Ülkenin büyük bir deprem felaketiyle sarsılması ve hükümetin bu süreci iyi yönetememesi durumu halk arasında bir güvensizlik duygusu oluşturdu ve seçmenlerin sandıkta hükümete tepki gösterme beklentisi oluştu. Deprem ile Ekonomik buhran birleştiğinde Seçmenlerin, kendilerini ve ülkelerini daha iyi yönetebilecek bir adaya yönelecekleri düşünülüyordu, sandıktan çıkan sonuç bu beklentiyle uyumlu olmadı. Peki, neden böyle oldu?

En büyük etkenlerden biri, Recep Tayyip Erdoğan'ın muhalefeti terörle ilişkilendirme stratejisini kullanmasıydı. Erdoğan, seçim sürecinde muhalefeti sürekli olarak terörle bağdaştırarak kutuplaşma ve gerilim yaratmıştır. Bu taktik, bazı seçmenler üzerinde manipülatif bir etki yaratmış olsa da, sandıktan çıkan sonuç, bu stratejinin etkili olduğunu göstermektedir. Muhalefet lideri Kılıçdaroğlu'nun birleştirici ve yumuşak bir dil kullanmasının seçmenler üzerinde daha olumlu bir etki yarattığı gözlemlense de, kendisini tam olarak ifade edemediği görülmektedir. İlk turdan sonra kullandığı dil, seçmenin gözünde tam bir ikna edicilik sağlayamadığını ve anlatmak istediği mesajı tam olarak iletemediğini göstermektedir. İlk tur ardından Recep Tayyip Erdoğan gibi sert bir dil kullanarak seçmenin zihnindeki bu algıyı değiştirmeye çalışmaktadır. Ancak, ne kadar ikna edici olabileceği, 28 Mayıs'ta görülecektir.

Seçimin bir diğer beklenmedik sonucu, Sinan Oğan'ın beklenenden büyük destek almasıydı. Sinan Oğan, milliyetçi bir söylem kullanarak kendisine destek buldu ve bu kesimden önemli bir oy oranı elde etti. Bu durum, seçim sonuçlarını etkileyerek beklenenin aksine oy dağılımını değiştirdi.

Özellikle milliyetçi bir kesimin varlığı, seçim sonuçlarını etkileyen önemli bir faktördü. Sinan Oğan'ın milliyetçi söylemleri, bu kesimden büyük destek gördü ve onların tercihlerini yansıtan bir oy oranı elde etti.
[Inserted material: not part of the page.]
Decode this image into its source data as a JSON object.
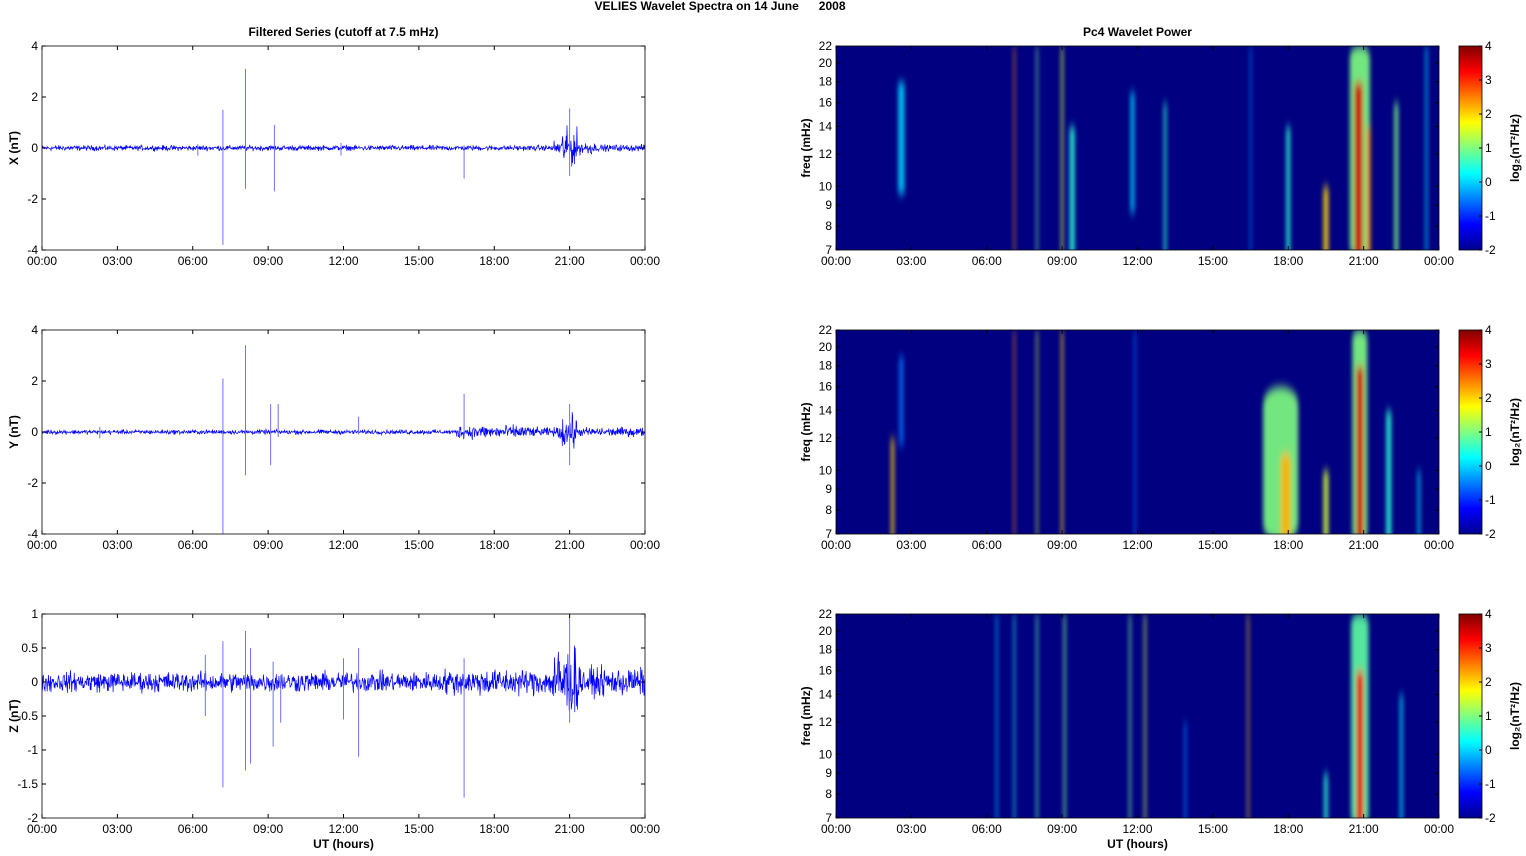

Bu durum, seçimlerde beklenenin dışında bir oy dağılımına neden oldu.

Bunun yanı sıra, Recep Tayyip Erdoğan'ın Millet İttifakı'nı terörle ilişkilendirmede başarılı olduğunu görmek mümkündü. Recep Tayyip Erdoğan'a oy vermek istemeyen muhalefet seçmenlerinin, Millet İttifakı'nın terörle ilişkili olduğuna inandıkları için alternatif bir seçeneğe yöneldikleri görüldü. Bu durum, Recep Tayyip Erdoğan'ın terörle ilişkilendirme stratejisinin seçmenler üzerinde çok etkili olduğunu ve bazı seçmenlerin tercihlerini değiştirdiğini ortaya koydu.
Sonuç olarak, seçim sürecinde ortaya çıkan beklenmedik durumlar, siyasi analistler ve siyasi aktörler için önemli bir ders niteliği taşımaktadır.

Seçmenlerin tercihleri her zaman öngörülemeyebilir ve karmaşık faktörlere bağlı olarak şekillenebilir. Bu nedenle, siyasi aktörlerin seçmenlerin duygusal ve rasyonel faktörlerini daha derinlemesine anlamaya çalışmaları ve iletişim stratejilerini buna göre şekillendirmeleri önemlidir. Seçmenimizin daha çok duygusal hareket ettiği gözükmektedir. Muhalefet lideri ikinci turda kazanmak istiyorsa bunu okuyup hızlıca buna reaksiyon vermelidir.